De cette liaison déjà ancienne, qui avait marqué le milieu de son parcours terrestre, il n’avait gardé que des souvenirs épars, composés d’images qui lui revenaient à l’esprit dans l’ordre le plus aléatoire, qui n'étaient pas datées, qui ne se raccordaient pas, qui ne faisaient pas un film, et dont surtout il ne pouvait pas savoir si chacune était représentative d’une série ou d’un événement unique. Quand il revoyait Pascale s’asseoir dans son lit et lui tourner le dos, les reins cambrés, le buste nu dressé dans la pénombre, et plier les deux bras levés derrière la tête pour rattacher ses cheveux, il aurait voulu être sûr que l’événement s'était produit maintes et maintes fois; et c'était bien là, en effet, l’hypothèse la plus probable. Mais pouvait-il s’en convaincre sans se dire que peut-être cette divine apparition n’avait eu lieu que dix fois, ou peut-être qu’une seule. Et si ce n'était qu’une fois, comment ne pas craindre alors qu’il l’eût plutôt rêvée?

La question du nombre de fois recouvrait celle de la réalité des choses. Bernadette Soubirous a affirmé que la Vierge Marie lui était apparue dix-huit fois dans la grotte de Lourdes. Et cette apparition aurait pu se produire sept fois au lieu de dix-huit, ou peut-être trente-six, sans que l’affirmation soit moins crédible, ou qu’elle le soit davantage. Mais imaginons que Bernadette Soubirous n’aurait témoigné que d’une unique apparition. Pensez-vous que nous en parlerions encore? Ou plutôt que nous préférerions penser qu’il s'agissait d'un rêve ou d'une illusion d’optique?
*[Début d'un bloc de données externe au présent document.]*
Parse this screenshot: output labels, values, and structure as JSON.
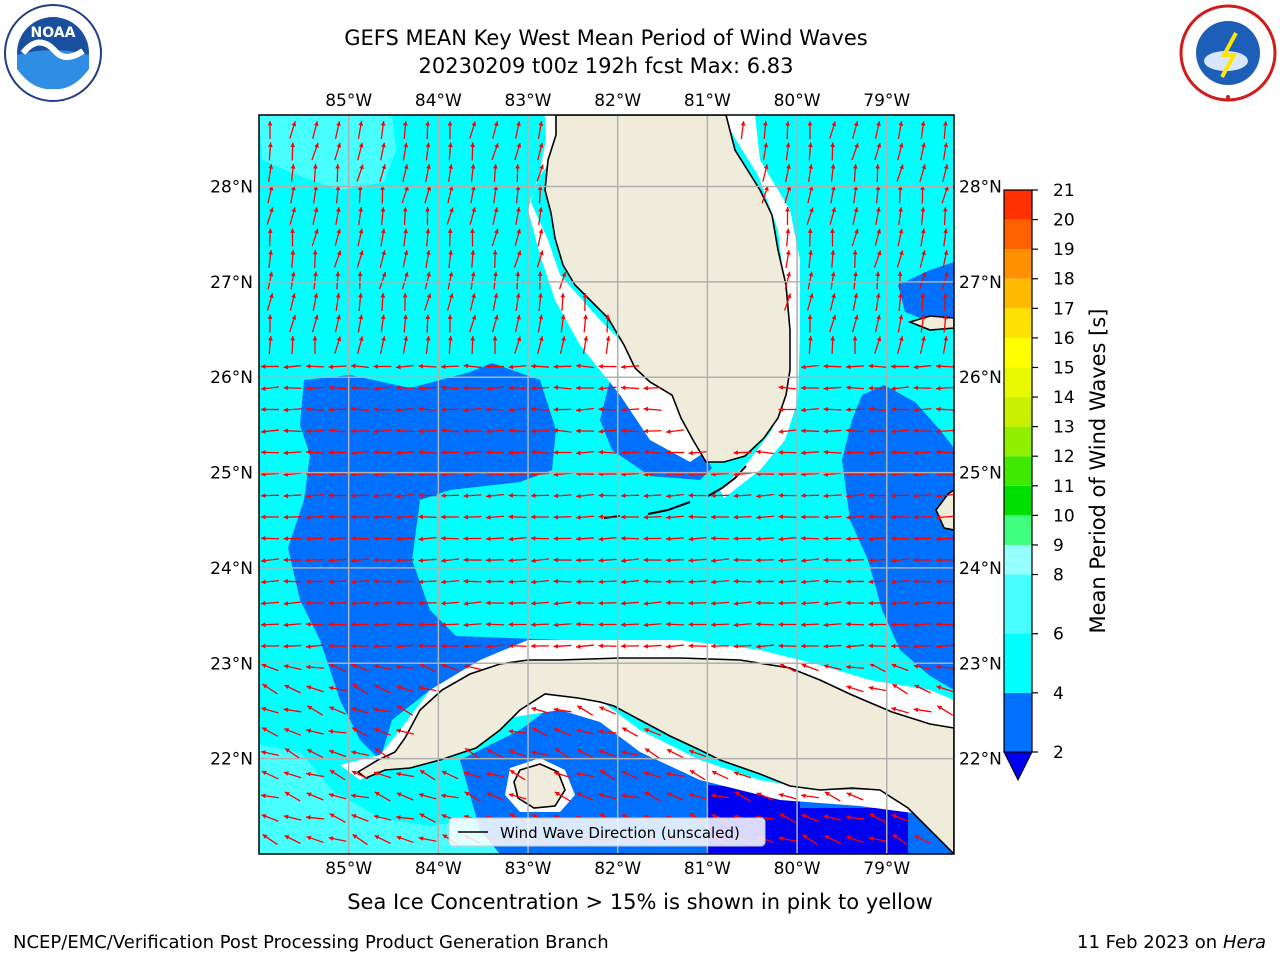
{
  "header": {
    "title_line1": "GEFS MEAN Key West Mean Period of Wind Waves",
    "title_line2": "20230209 t00z 192h fcst   Max: 6.83"
  },
  "logos": {
    "left": {
      "name": "NOAA",
      "icon": "noaa-logo"
    },
    "right": {
      "name": "National Weather Service",
      "icon": "nws-logo"
    }
  },
  "map": {
    "region": "Key West",
    "lon_ticks": [
      "85°W",
      "84°W",
      "83°W",
      "82°W",
      "81°W",
      "80°W",
      "79°W"
    ],
    "lon_values": [
      -85,
      -84,
      -83,
      -82,
      -81,
      -80,
      -79
    ],
    "lat_ticks": [
      "28°N",
      "27°N",
      "26°N",
      "25°N",
      "24°N",
      "23°N",
      "22°N"
    ],
    "lat_values": [
      28,
      27,
      26,
      25,
      24,
      23,
      22
    ],
    "extent": {
      "lon_min": -86.0,
      "lon_max": -78.25,
      "lat_min": 21.0,
      "lat_max": 28.75
    },
    "legend_label": "Wind Wave Direction (unscaled)",
    "land_color": "#efecdc",
    "ocean_default_color": "#00ffff",
    "arrow_color": "#ff0000",
    "grid": true
  },
  "colorbar": {
    "label": "Mean Period of Wind Waves [s]",
    "ticks": [
      "2",
      "4",
      "6",
      "8",
      "9",
      "10",
      "11",
      "12",
      "13",
      "14",
      "15",
      "16",
      "17",
      "18",
      "19",
      "20",
      "21"
    ],
    "boundaries": [
      2,
      4,
      6,
      8,
      9,
      10,
      11,
      12,
      13,
      14,
      15,
      16,
      17,
      18,
      19,
      20,
      21
    ],
    "colors": [
      "#0070ff",
      "#00ffff",
      "#48ffff",
      "#96ffff",
      "#40ff80",
      "#00e000",
      "#40ea00",
      "#90f000",
      "#c8f000",
      "#e8f800",
      "#ffff00",
      "#ffe000",
      "#ffbb00",
      "#ff9000",
      "#ff6000",
      "#ff3000"
    ],
    "extend_low_color": "#0000f0"
  },
  "footer": {
    "subcaption": "Sea Ice Concentration > 15% is shown in pink to yellow",
    "credit_left": "NCEP/EMC/Verification Post Processing Product Generation Branch",
    "credit_right_prefix": "11 Feb 2023 on",
    "credit_right_host": "Hera"
  }
}
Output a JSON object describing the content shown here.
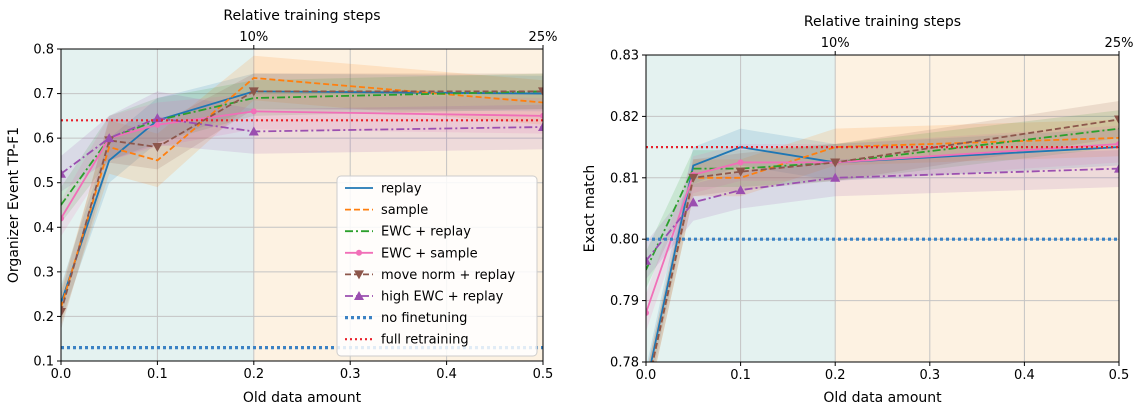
{
  "colors": {
    "replay": "#1f77b4",
    "sample": "#ff7f0e",
    "ewc_replay": "#2ca02c",
    "ewc_sample": "#f16fb8",
    "move_norm_replay": "#8c564b",
    "high_ewc_replay": "#9b4fb0",
    "no_finetuning": "#3b82c4",
    "full_retraining": "#e8202a",
    "region_left": "#e4f2f0",
    "region_right": "#fdf2e2"
  },
  "chart_data": [
    {
      "type": "line",
      "xlabel": "Old data amount",
      "ylabel": "Organizer Event TP-F1",
      "top_axis_label": "Relative training steps",
      "top_ticks": [
        {
          "x": 0.2,
          "label": "10%"
        },
        {
          "x": 0.5,
          "label": "25%"
        }
      ],
      "xlim": [
        0.0,
        0.5
      ],
      "ylim": [
        0.1,
        0.8
      ],
      "xticks": [
        "0.0",
        "0.1",
        "0.2",
        "0.3",
        "0.4",
        "0.5"
      ],
      "yticks": [
        "0.1",
        "0.2",
        "0.3",
        "0.4",
        "0.5",
        "0.6",
        "0.7",
        "0.8"
      ],
      "grid": true,
      "legend_position": "lower-right",
      "series": [
        {
          "key": "replay",
          "name": "replay",
          "style": "solid",
          "marker": "none",
          "x": [
            0.0,
            0.05,
            0.1,
            0.2,
            0.5
          ],
          "y": [
            0.23,
            0.55,
            0.64,
            0.705,
            0.7
          ],
          "band": [
            0.04,
            0.05,
            0.05,
            0.04,
            0.04
          ]
        },
        {
          "key": "sample",
          "name": "sample",
          "style": "dashed",
          "marker": "none",
          "x": [
            0.0,
            0.05,
            0.1,
            0.2,
            0.5
          ],
          "y": [
            0.22,
            0.58,
            0.55,
            0.735,
            0.68
          ],
          "band": [
            0.04,
            0.06,
            0.06,
            0.05,
            0.05
          ]
        },
        {
          "key": "ewc_replay",
          "name": "EWC + replay",
          "style": "dashdot",
          "marker": "none",
          "x": [
            0.0,
            0.05,
            0.1,
            0.2,
            0.5
          ],
          "y": [
            0.45,
            0.6,
            0.64,
            0.69,
            0.705
          ],
          "band": [
            0.04,
            0.05,
            0.05,
            0.04,
            0.04
          ]
        },
        {
          "key": "ewc_sample",
          "name": "EWC + sample",
          "style": "solid",
          "marker": "dot",
          "x": [
            0.0,
            0.05,
            0.1,
            0.2,
            0.5
          ],
          "y": [
            0.42,
            0.6,
            0.63,
            0.66,
            0.65
          ],
          "band": [
            0.04,
            0.05,
            0.05,
            0.04,
            0.04
          ]
        },
        {
          "key": "move_norm_replay",
          "name": "move norm + replay",
          "style": "dashed",
          "marker": "triangle-down",
          "x": [
            0.0,
            0.05,
            0.1,
            0.2,
            0.5
          ],
          "y": [
            0.21,
            0.595,
            0.58,
            0.705,
            0.705
          ],
          "band": [
            0.04,
            0.05,
            0.05,
            0.04,
            0.04
          ]
        },
        {
          "key": "high_ewc_replay",
          "name": "high EWC + replay",
          "style": "dashdot",
          "marker": "triangle-up",
          "x": [
            0.0,
            0.05,
            0.1,
            0.2,
            0.5
          ],
          "y": [
            0.52,
            0.6,
            0.645,
            0.615,
            0.625
          ],
          "band": [
            0.04,
            0.05,
            0.06,
            0.05,
            0.05
          ]
        },
        {
          "key": "no_finetuning",
          "name": "no finetuning",
          "style": "dotted-thick",
          "marker": "none",
          "x": [
            0.0,
            0.5
          ],
          "y": [
            0.13,
            0.13
          ],
          "band": null
        },
        {
          "key": "full_retraining",
          "name": "full retraining",
          "style": "dotted",
          "marker": "none",
          "x": [
            0.0,
            0.5
          ],
          "y": [
            0.64,
            0.64
          ],
          "band": null
        }
      ]
    },
    {
      "type": "line",
      "xlabel": "Old data amount",
      "ylabel": "Exact match",
      "top_axis_label": "Relative training steps",
      "top_ticks": [
        {
          "x": 0.2,
          "label": "10%"
        },
        {
          "x": 0.5,
          "label": "25%"
        }
      ],
      "xlim": [
        0.0,
        0.5
      ],
      "ylim": [
        0.78,
        0.83
      ],
      "xticks": [
        "0.0",
        "0.1",
        "0.2",
        "0.3",
        "0.4",
        "0.5"
      ],
      "yticks": [
        "0.78",
        "0.79",
        "0.80",
        "0.81",
        "0.82",
        "0.83"
      ],
      "grid": true,
      "legend_position": "none",
      "series": [
        {
          "key": "replay",
          "name": "replay",
          "style": "solid",
          "marker": "none",
          "x": [
            0.0,
            0.05,
            0.1,
            0.2,
            0.5
          ],
          "y": [
            0.776,
            0.812,
            0.815,
            0.8125,
            0.815
          ],
          "band": [
            0.003,
            0.003,
            0.003,
            0.003,
            0.003
          ]
        },
        {
          "key": "sample",
          "name": "sample",
          "style": "dashed",
          "marker": "none",
          "x": [
            0.0,
            0.05,
            0.1,
            0.2,
            0.5
          ],
          "y": [
            0.775,
            0.81,
            0.81,
            0.815,
            0.8165
          ],
          "band": [
            0.003,
            0.003,
            0.003,
            0.003,
            0.003
          ]
        },
        {
          "key": "ewc_replay",
          "name": "EWC + replay",
          "style": "dashdot",
          "marker": "none",
          "x": [
            0.0,
            0.05,
            0.1,
            0.2,
            0.5
          ],
          "y": [
            0.795,
            0.8115,
            0.8115,
            0.8125,
            0.818
          ],
          "band": [
            0.003,
            0.003,
            0.003,
            0.003,
            0.003
          ]
        },
        {
          "key": "ewc_sample",
          "name": "EWC + sample",
          "style": "solid",
          "marker": "dot",
          "x": [
            0.0,
            0.05,
            0.1,
            0.2,
            0.5
          ],
          "y": [
            0.788,
            0.8105,
            0.8125,
            0.8125,
            0.8155
          ],
          "band": [
            0.003,
            0.003,
            0.003,
            0.003,
            0.003
          ]
        },
        {
          "key": "move_norm_replay",
          "name": "move norm + replay",
          "style": "dashed",
          "marker": "triangle-down",
          "x": [
            0.0,
            0.05,
            0.1,
            0.2,
            0.5
          ],
          "y": [
            0.775,
            0.81,
            0.811,
            0.8125,
            0.8195
          ],
          "band": [
            0.003,
            0.003,
            0.003,
            0.003,
            0.003
          ]
        },
        {
          "key": "high_ewc_replay",
          "name": "high EWC + replay",
          "style": "dashdot",
          "marker": "triangle-up",
          "x": [
            0.0,
            0.05,
            0.1,
            0.2,
            0.5
          ],
          "y": [
            0.7965,
            0.806,
            0.808,
            0.81,
            0.8115
          ],
          "band": [
            0.003,
            0.003,
            0.003,
            0.003,
            0.003
          ]
        },
        {
          "key": "no_finetuning",
          "name": "no finetuning",
          "style": "dotted-thick",
          "marker": "none",
          "x": [
            0.0,
            0.5
          ],
          "y": [
            0.8,
            0.8
          ],
          "band": null
        },
        {
          "key": "full_retraining",
          "name": "full retraining",
          "style": "dotted",
          "marker": "none",
          "x": [
            0.0,
            0.5
          ],
          "y": [
            0.815,
            0.815
          ],
          "band": null
        }
      ]
    }
  ]
}
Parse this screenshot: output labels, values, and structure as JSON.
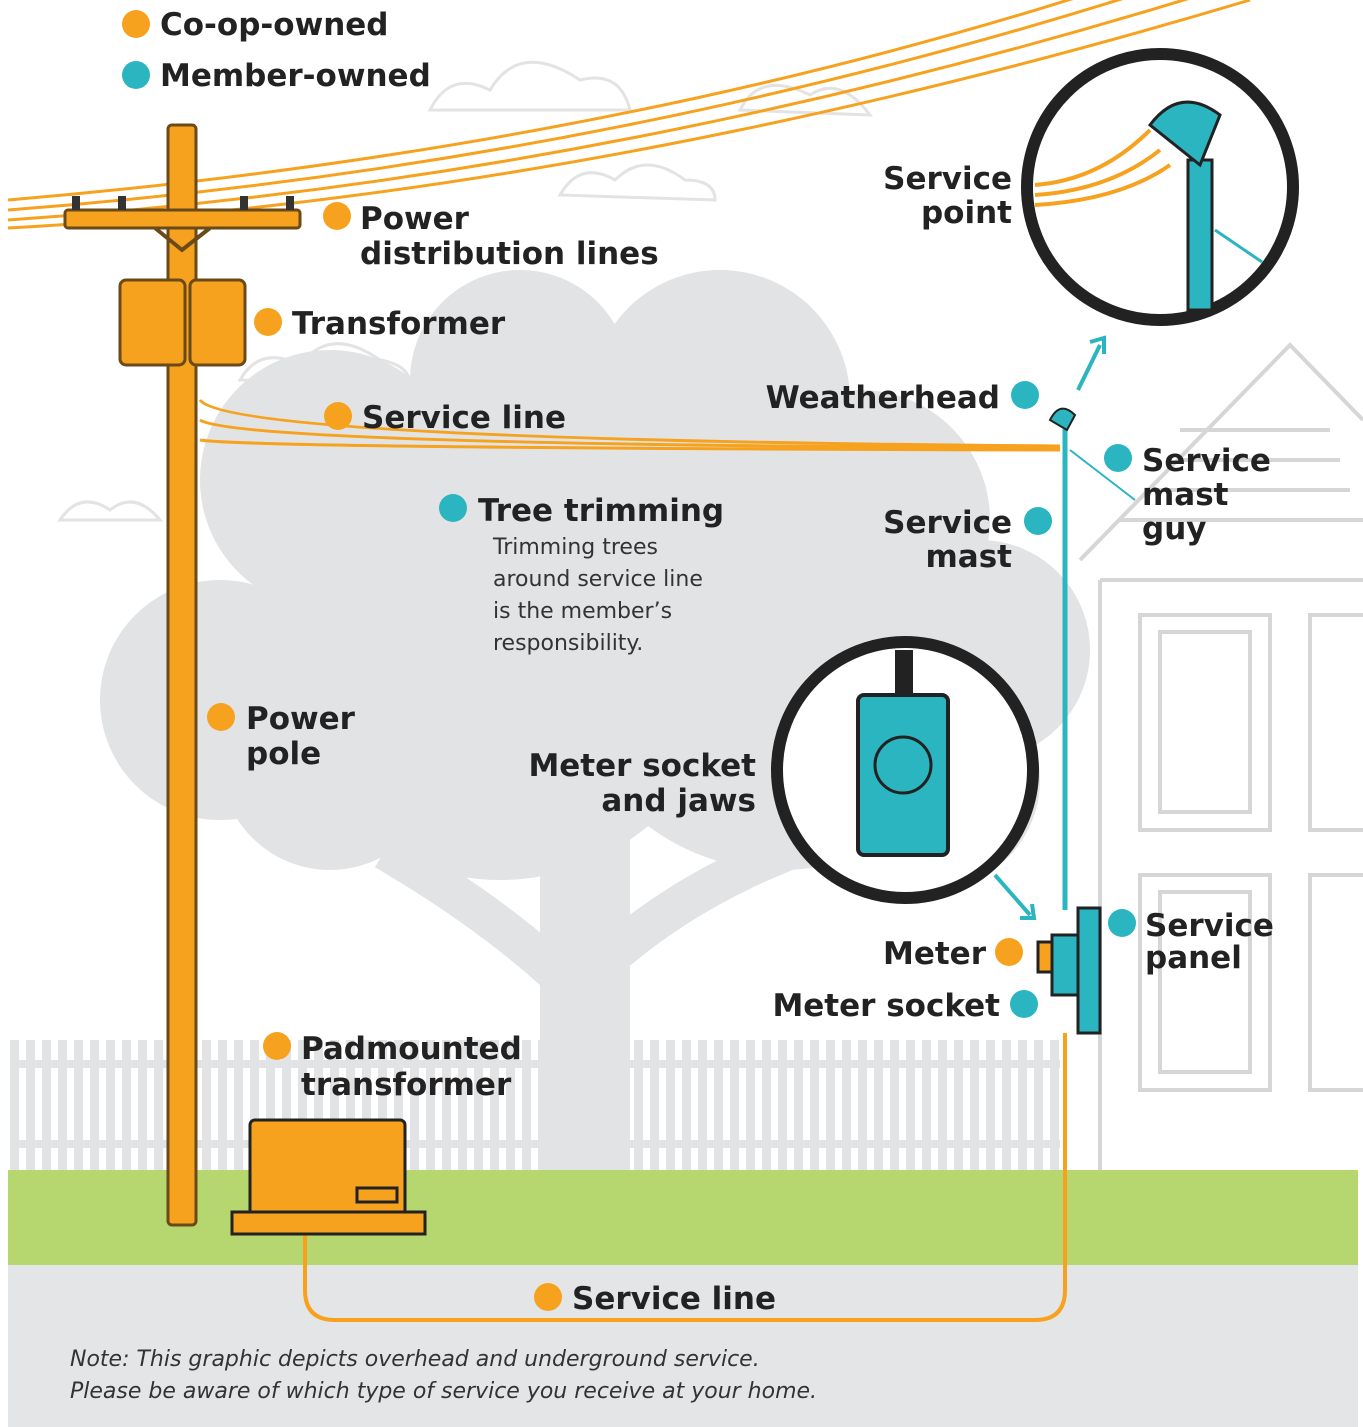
{
  "legend": [
    {
      "label": "Co-op-owned",
      "color": "#f6a21e"
    },
    {
      "label": "Member-owned",
      "color": "#2bb5c0"
    }
  ],
  "labels": [
    {
      "lines": [
        "Power",
        "distribution lines"
      ],
      "color": "#f6a21e"
    },
    {
      "lines": [
        "Transformer"
      ],
      "color": "#f6a21e"
    },
    {
      "lines": [
        "Service line"
      ],
      "color": "#f6a21e"
    },
    {
      "lines": [
        "Weatherhead"
      ],
      "color": "#2bb5c0"
    },
    {
      "lines": [
        "Service",
        "point"
      ]
    },
    {
      "lines": [
        "Service",
        "mast",
        "guy"
      ],
      "color": "#2bb5c0"
    },
    {
      "lines": [
        "Tree trimming"
      ],
      "color": "#2bb5c0",
      "description": [
        "Trimming trees",
        "around service line",
        "is the member’s",
        "responsibility."
      ]
    },
    {
      "lines": [
        "Service",
        "mast"
      ],
      "color": "#2bb5c0"
    },
    {
      "lines": [
        "Power",
        "pole"
      ],
      "color": "#f6a21e"
    },
    {
      "lines": [
        "Meter socket",
        "and jaws"
      ]
    },
    {
      "lines": [
        "Meter"
      ],
      "color": "#f6a21e"
    },
    {
      "lines": [
        "Meter socket"
      ],
      "color": "#2bb5c0"
    },
    {
      "lines": [
        "Service",
        "panel"
      ],
      "color": "#2bb5c0"
    },
    {
      "lines": [
        "Padmounted",
        "transformer"
      ],
      "color": "#f6a21e"
    },
    {
      "lines": [
        "Service line"
      ],
      "color": "#f6a21e"
    }
  ],
  "note": [
    "Note: This graphic depicts overhead and underground service.",
    "Please be aware of which type of service you receive at your home."
  ]
}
Alexandre avait consacré la plupart de ses livres à discourir sur “le vierge, le vivace et le bel aujourd’hui”, à célébrer son innocence qui allait de paire avec la plus terrible cruauté, tandis qu’il doutait à présent de la réalité de ce qu’il avait vécu. Non pas que l’expérience pût être tout à fait illusoire, mais parce que les souvenirs qu’il en gardait étaient rapides comme des comètes, insituables dans l’immensité du ciel, et que les images qu’ils montraient disparaissaient aussitôt qu’il les avait aperçues. Au point même que cette divinité qu’il voyait assise au bord de son lit et qui lui tournait le dos pour se recoiffer, il lui arrivait de n’être plus certain que ce soit Pascale.

Deux semaines sont ainsi passées dans les tourments de l’âme, au bout desquelles il a décidé d’aller à la rencontre de la seule personne qui pouvait le renseigner.